On the Ground

Taha Belal, Gaye Chan, Sofia Cordova, Sergio De La Torre, Malak Helmy, Juan Luna-Avin, Jerome Reyes, Rene Yung

On the Ground

On the Ground is curated by SoEx Curatorial Committee member, Weston Teruya. On the Ground presents new work arising from artists’ relationship to particular localities.

San Francisco. O’ahu. Cairo. The North coast of Egypt. Tijuana. Puerto Rico and its diaspora. Mexico City, Puebla, Monterrey and Queretaro. The artists in On the Ground build from the specific codes and nuances of these places, creating their own narratives and gestures that begin to reveal or reimagine their communities. Whether through community engagement, historical research, musical performance or language, each artist delves into a specific facet of a site’s cultural structure. While each artist has taken his or her own approach to interpreting and dissecting a locality, all of their projects emerge from an honest reflection on the terms and textures of their respective sites. From the particularities of each community, they help to build a sense of differences and shared dynamics globally and locally.

Artists' Projects

Taha Belal presents Advertisements: a series of Arabic exhibition announcements modeled after those found in prominent art world magazines to imagine a thriving and high-profile arts scene in Cairo.

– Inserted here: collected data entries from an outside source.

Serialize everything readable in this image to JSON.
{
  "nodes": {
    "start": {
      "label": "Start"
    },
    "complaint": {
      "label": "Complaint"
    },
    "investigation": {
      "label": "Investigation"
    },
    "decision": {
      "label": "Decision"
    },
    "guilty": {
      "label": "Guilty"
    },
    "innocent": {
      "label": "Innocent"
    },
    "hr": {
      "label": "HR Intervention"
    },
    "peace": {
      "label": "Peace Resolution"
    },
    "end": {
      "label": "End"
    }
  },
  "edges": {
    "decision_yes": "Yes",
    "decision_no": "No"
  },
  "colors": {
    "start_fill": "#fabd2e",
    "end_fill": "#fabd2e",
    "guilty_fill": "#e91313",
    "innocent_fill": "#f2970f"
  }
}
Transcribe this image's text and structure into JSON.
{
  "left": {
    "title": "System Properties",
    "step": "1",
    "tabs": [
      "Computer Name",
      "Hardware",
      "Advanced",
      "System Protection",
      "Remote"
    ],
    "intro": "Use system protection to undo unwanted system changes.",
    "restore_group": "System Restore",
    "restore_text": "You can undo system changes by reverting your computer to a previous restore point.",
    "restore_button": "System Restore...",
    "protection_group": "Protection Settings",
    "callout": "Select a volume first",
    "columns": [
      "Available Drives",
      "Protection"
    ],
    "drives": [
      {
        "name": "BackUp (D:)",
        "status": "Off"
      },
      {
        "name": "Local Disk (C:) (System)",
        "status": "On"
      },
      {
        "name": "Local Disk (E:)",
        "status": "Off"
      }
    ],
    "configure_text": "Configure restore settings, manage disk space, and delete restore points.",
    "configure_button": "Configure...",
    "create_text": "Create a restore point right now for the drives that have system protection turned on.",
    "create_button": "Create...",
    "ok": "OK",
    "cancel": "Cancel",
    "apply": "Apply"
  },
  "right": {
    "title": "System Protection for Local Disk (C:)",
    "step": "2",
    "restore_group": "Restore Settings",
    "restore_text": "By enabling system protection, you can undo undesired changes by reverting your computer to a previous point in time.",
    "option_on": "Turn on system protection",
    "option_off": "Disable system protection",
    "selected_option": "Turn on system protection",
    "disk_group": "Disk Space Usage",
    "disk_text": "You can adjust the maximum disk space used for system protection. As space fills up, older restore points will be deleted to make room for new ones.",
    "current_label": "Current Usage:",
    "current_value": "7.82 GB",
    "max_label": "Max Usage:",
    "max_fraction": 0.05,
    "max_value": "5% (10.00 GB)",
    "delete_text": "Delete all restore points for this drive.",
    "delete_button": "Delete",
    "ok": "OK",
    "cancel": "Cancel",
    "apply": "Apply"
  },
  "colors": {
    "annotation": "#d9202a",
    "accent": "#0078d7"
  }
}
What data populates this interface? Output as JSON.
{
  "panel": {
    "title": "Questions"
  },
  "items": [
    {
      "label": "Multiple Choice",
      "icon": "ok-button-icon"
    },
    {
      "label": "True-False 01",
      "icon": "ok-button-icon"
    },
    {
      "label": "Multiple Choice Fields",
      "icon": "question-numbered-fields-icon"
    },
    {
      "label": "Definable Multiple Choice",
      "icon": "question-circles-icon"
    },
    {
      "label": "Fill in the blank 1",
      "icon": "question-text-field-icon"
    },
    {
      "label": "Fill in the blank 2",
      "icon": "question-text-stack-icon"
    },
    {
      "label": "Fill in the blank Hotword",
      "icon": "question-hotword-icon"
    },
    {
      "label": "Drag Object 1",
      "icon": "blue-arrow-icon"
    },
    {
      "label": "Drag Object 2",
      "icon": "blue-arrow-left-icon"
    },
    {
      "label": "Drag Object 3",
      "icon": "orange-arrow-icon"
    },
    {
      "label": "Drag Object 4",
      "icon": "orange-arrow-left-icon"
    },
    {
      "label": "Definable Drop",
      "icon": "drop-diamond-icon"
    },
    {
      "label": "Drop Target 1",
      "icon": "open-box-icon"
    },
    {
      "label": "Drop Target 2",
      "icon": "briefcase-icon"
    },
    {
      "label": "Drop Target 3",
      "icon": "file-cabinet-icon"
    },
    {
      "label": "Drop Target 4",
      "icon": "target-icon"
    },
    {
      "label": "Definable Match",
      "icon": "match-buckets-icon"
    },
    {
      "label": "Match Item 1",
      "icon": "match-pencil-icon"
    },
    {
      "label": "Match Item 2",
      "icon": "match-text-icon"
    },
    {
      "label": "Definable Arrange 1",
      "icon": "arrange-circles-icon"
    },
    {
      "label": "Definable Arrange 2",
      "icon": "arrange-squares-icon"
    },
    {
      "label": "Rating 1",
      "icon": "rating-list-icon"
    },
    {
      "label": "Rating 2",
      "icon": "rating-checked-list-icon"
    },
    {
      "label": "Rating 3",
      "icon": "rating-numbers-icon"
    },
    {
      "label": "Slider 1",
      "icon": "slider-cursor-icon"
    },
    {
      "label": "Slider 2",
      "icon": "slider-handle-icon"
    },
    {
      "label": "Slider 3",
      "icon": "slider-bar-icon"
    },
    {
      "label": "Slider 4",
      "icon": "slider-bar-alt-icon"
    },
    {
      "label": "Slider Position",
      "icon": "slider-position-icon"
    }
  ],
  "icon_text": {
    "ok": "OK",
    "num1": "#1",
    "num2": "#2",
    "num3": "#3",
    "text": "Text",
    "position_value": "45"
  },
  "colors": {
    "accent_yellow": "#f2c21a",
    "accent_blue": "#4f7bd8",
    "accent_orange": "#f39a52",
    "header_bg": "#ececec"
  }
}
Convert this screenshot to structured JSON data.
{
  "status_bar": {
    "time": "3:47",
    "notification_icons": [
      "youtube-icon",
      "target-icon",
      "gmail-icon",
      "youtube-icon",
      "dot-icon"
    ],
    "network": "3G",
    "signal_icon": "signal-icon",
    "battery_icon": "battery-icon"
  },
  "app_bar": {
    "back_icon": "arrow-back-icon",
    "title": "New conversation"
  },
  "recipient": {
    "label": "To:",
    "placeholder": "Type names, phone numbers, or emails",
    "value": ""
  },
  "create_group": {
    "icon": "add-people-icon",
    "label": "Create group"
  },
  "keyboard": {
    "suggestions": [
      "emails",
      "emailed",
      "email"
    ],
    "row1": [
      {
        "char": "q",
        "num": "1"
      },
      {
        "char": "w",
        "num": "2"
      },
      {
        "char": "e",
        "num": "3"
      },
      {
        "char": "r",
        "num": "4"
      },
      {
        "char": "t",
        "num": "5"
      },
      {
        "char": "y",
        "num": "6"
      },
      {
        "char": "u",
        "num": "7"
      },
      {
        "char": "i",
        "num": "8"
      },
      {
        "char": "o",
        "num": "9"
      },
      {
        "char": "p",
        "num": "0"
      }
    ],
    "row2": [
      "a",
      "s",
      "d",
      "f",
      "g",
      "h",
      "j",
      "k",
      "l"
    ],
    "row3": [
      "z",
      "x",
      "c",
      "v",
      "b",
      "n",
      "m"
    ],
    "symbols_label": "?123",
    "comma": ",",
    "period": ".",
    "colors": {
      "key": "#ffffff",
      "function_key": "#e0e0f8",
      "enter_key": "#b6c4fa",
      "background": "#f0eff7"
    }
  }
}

Gaye Chan's installation, Free Grindz, extends her ongoing Eating In Public project on O’ahu by documenting the freely available edible weeds through the island.

Through her performative alter-ego, Chu Cha Santamaria, Sofia Cordova creates an installation and debut LP that hints at the complications of Puerto Rican diasporic identity, the history of colonialism in the region and the liberating possibilities of club music.

In a mysterious but foreboding sequence, Sergio De La Torre’s Nuevo Dragon City depicts six Chinese-Mexican youth slowly barricading themselves in an empty Tijuana storefront in an act that hints at the historic marginalization and underground survival of the Chinese community in Mexico.

Malak Helmy’s Statements from the Compound draws on both location (the North Coast of Egypt) and language, capturing the changing character of a place through a multi-stage translation into a sculptural installation.

Juan Luna-Avin's exploration of punk music maps a chronological timeline of bands from Mexico City, Puebla, Monterrey and Queretaro complemented by the deejay/selector’s interwoven mass of loving details including imagined album covers, a custom playlist and gig flyers.

Jerome Reyes excavates the ghostly histories tied to the former Mabuhay and Mabuhay Gardens in San Francisco to create Flash Mab, a pair of drawings and accompanying audio piece that explore the social and political movements surrounding both spaces.

In Whereas-A Declaration of Place, Rene Yung and StoryLab use the language of legal documentation to engage the neighborhood around Southern Exposure in creating collective statements of belonging and to negotiate a future together.